Reed Anderson shows off his stress-free lamb holding pens designed by Temple Grandin; photo by Jan Jackson.
By Jan Jackson
Oregon born Reed Anderson showed he still has the pioneering spirit, when he built a new USDA processing facility on his own ranch so he could control the quality of the lamb he sells. Faced with a decision to quit focusing on meat or build his own processing plant, Anderson chose to build. The 15,000 square foot facility (including holding pens) is built like the largest of plants but in a small way. Its can hold 500 lambs or 70 grass fed beef cattle, and process up to 300 animals a day.
“To make it in the sheep business, you need to go for quality or volume and we’re known the upscale branded product,” Anderson said. “The stumbling block for us, was processing. Now I control the quality from the point of conception to the finished product.”
Anderson, who is fourth generation in a five-generation sheep operation, met with his family to make the decision to build.
“We looked at grants, and co-ops and the like and decided to mortgage the farm,” Anderson said. “I wanted the building itself to look like an agriculture building and not a barn, and depending on which piece of equipment you look at depends on if it was purchased new, bought and shipped from a processing plant that closed in Chicago or was custom made us. The pelts are dried in an adjacent building and then sent to Nugget pelt plant in Texas. I followed the Temple Grandin model (http://www.grandin.com) in the holding pens – lots of lights, curved passageways, non-slip well drained surfaces – every thing to create humane stress-free conditions and I have security cameras patrolling the offloading areas. People with animal experience helped me put it together and we all knew what we didn’t want. Everybody’s good ideas went into the job.

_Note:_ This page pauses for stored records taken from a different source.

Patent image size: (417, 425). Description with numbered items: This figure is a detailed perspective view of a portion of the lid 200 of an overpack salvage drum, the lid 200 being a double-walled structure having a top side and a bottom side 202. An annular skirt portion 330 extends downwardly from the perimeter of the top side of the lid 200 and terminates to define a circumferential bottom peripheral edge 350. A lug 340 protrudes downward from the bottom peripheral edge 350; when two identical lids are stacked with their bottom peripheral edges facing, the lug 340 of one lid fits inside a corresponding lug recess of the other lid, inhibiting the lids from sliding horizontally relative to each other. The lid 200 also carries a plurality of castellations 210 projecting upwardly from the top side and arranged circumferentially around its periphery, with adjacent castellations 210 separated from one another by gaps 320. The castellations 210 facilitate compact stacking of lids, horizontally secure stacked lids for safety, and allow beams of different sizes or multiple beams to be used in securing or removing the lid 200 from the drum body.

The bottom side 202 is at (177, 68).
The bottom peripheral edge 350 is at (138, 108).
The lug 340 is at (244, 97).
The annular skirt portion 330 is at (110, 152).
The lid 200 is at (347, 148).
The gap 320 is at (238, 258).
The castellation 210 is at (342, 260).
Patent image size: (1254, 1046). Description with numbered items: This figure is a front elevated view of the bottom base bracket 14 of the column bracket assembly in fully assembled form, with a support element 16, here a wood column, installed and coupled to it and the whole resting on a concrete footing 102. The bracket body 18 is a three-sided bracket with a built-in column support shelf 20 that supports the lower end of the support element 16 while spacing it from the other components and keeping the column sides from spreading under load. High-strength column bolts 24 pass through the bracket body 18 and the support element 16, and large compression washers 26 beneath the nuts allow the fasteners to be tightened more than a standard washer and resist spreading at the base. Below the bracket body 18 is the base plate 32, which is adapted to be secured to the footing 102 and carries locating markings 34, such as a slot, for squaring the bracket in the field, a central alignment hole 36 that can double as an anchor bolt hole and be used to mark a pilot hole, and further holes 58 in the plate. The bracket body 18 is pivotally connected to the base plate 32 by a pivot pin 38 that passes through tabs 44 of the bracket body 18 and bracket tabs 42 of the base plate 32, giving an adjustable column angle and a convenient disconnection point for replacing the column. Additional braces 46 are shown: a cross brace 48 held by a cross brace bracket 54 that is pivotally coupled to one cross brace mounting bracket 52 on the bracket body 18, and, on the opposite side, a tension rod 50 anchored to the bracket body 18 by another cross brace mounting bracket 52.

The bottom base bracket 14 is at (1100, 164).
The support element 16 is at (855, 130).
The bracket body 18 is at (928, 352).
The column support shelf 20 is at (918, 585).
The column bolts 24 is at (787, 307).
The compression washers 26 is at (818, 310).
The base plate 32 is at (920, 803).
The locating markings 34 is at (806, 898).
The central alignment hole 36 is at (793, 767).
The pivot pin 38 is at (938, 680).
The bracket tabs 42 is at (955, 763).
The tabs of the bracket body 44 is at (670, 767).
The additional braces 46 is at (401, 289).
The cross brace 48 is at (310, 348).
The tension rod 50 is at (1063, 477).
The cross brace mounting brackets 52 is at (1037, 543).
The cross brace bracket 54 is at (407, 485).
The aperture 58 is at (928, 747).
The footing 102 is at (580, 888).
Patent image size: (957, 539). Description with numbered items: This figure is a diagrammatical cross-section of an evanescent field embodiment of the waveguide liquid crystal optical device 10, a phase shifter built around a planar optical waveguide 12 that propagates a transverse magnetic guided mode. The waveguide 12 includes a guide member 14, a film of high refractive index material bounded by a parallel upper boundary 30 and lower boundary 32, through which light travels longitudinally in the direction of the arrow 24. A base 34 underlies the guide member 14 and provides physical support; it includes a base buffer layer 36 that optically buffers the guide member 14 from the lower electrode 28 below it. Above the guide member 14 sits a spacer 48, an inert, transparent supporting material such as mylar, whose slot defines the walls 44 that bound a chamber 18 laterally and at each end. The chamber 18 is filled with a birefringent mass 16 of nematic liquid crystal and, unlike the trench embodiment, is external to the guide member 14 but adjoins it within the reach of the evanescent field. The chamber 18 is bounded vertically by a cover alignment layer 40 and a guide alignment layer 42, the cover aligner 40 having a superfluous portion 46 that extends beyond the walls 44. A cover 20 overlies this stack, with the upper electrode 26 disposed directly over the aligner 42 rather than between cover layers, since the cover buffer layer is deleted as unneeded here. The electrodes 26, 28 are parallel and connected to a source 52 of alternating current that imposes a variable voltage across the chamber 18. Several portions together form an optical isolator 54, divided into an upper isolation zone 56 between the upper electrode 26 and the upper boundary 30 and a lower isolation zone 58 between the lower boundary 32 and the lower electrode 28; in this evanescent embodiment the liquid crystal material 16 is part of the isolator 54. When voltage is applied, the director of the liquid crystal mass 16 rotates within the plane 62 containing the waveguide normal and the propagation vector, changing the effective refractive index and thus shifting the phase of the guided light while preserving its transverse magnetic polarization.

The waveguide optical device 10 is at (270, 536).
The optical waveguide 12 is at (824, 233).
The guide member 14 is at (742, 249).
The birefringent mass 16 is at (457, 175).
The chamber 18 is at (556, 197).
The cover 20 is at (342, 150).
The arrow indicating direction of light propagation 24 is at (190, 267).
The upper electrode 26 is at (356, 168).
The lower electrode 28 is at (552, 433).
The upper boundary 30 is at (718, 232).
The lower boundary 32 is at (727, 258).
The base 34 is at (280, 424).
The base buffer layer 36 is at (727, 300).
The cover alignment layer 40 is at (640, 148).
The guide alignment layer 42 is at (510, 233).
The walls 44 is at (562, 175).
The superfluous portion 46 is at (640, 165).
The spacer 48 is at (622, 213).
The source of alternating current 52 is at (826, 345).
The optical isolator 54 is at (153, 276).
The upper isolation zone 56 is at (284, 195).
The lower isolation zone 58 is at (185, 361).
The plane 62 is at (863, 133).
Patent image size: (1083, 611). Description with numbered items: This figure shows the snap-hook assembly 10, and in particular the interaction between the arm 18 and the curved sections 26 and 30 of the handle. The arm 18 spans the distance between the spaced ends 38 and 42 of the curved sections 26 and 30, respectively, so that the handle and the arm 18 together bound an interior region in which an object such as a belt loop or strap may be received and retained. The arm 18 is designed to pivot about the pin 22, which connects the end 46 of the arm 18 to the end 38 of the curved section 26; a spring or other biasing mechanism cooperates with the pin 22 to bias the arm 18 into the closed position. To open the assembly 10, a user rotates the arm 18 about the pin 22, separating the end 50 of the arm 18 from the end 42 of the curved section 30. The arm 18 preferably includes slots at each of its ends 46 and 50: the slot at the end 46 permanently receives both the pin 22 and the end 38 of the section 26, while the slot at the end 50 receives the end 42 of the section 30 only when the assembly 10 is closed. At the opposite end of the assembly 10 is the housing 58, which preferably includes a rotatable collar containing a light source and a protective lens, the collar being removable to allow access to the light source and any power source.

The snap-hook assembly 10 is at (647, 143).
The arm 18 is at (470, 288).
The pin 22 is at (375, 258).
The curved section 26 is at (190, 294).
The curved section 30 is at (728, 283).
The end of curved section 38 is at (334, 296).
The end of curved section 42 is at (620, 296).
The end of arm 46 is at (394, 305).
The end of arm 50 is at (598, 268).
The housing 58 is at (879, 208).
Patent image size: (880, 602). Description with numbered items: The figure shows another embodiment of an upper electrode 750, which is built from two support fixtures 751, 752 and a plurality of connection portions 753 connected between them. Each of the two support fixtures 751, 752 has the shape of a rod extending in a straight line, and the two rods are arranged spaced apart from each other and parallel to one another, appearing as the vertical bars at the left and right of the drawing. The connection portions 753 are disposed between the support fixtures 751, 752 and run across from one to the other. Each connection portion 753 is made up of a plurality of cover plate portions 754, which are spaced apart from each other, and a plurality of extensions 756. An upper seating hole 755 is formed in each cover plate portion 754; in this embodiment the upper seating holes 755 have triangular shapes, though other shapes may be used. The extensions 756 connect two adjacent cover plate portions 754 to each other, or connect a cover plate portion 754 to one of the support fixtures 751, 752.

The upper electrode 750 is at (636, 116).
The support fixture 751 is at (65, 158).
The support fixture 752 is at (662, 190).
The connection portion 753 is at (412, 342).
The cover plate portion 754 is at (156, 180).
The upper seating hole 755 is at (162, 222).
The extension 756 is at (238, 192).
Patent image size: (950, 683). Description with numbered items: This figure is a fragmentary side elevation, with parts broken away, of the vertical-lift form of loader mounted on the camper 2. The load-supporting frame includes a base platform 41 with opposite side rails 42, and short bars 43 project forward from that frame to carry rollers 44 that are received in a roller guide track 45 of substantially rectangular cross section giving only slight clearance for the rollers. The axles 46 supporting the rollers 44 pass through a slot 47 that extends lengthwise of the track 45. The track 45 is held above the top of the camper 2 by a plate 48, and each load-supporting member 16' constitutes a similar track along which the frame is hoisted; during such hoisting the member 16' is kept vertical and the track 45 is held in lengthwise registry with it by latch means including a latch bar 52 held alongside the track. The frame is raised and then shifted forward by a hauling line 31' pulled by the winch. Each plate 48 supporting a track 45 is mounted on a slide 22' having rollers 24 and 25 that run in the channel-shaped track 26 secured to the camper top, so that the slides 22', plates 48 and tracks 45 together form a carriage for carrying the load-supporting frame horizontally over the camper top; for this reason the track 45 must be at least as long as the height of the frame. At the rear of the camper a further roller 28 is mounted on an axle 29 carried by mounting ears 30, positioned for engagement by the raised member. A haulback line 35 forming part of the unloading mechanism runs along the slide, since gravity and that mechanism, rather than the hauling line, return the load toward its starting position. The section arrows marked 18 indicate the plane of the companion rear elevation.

Anderson named his plant after the Kalapooia Indians who settled the valley known in the center of what is known as the grass seed capital of the world. For the Andersons, processing has come back to the farm since the days his great grandfather used to process them in the field and sell them in town from the truck. In the interim, processing went to the big guys and now that the big guys are few and far between, Anderson brought it back to the farm.
Anderson, who is looking forward to the building phase to be over, says that he thinks he has wanted his own processing plant all his life.
“Every time I hit a snag I would say to myself that if I had my own plant I could…” I remember the days we just raised sheep and after all the work of keeping them away from the coyotes, they were always either too big, too small, too black, too white or it wasn’t the right time for the pelts,” Anderson said. Today, I can raise them the way I think they ought to be raised, process them the minute I believe the time is right and get them to my customers when they need them.”